If the Rangers have staked their success on anything, it’s been team president Nolan Ryan’s insistence that his starting pitchers work deep into games in an era where many teams micro-manage their starters’ pitch counts. The Rangers’ starters pitched 994 1/3 innings this season, the ninth-most in baseball, and their five-man rotation stayed intact all season, accounting for 157 of their 162 starts.
In their six-game American League Championship Series victory over the Tigers, the Rangers’ starters struggled - Colby Lewis, Derek Holland and Matt Harrison had a 6.59 ERA in 28 2/3 combined innings. But they were the reason the team was there at all, making the results of a dynamic offense count where previous Rangers teams have squandered so many great offensive performances.
And if there’s a commonality between the 2011 playoff teams at all, it’s how deep their starting staffs were. Among the 10 teams in baseball who got the most innings from their starting staffs, five went to the playoffs. The other three playoff teams were all in the top 14 in terms of starting pitcher innings. The Rangers lost Cliff Lee in free agency, but got back to the World Series with a balanced - if not necessarily dominant - group of starters that could pass leads to a deep bullpen on most nights.
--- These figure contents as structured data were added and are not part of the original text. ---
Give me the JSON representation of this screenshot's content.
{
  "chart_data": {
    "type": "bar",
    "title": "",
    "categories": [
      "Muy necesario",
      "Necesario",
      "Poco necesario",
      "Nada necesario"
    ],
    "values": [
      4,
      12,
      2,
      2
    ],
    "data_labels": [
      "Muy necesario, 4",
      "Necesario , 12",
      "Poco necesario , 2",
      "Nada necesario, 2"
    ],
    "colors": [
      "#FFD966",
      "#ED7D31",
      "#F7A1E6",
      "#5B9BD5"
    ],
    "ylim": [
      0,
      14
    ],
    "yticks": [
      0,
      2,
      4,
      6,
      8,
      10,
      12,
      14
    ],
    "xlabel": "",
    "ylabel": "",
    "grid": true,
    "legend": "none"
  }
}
What does this mean for the Nationals, the team we talk about most on this blog? Well, they were 28th in innings pitched by starters, ahead of only the Pirates and Orioles. Their starters had a 3.80 ERA, which was the 11th-best in baseball, but there were still too many nights where Jim Riggleman or Davey Johnson had to take a starter out in the fifth or sixth innings to keep a lead intact. They’ve got enough options at the back end of their bullpen to hold leads, but when you’re trusting your middle relievers with more innings than most teams, you’re putting yourself in a bad situation.
The Nationals know it, too, which is why they’ll likely try to add a pitcher to their rotation this winter. As brilliant as Stephen Strasburg was in his return from Tommy John surgery, he’s still going to be on a strict innings limit in 2012. And Jordan Zimmermann probably isn’t going to be a 220-inning starter. In all likelihood, the Nationals don’t have that pitcher on their staff right now, and it figures they’ll try to get one this winter. The more nights they’ve got a solid starting pitcher working into the seventh inning of a game, the better chance they’ll have to win.
In some ways, it’s that simple. And for the Rangers, it’s been the difference between a prolific offense that saw heaps of blown leads on an 83-win team, like Texas did in the 1990s, and one that’s going to its second straight World Series.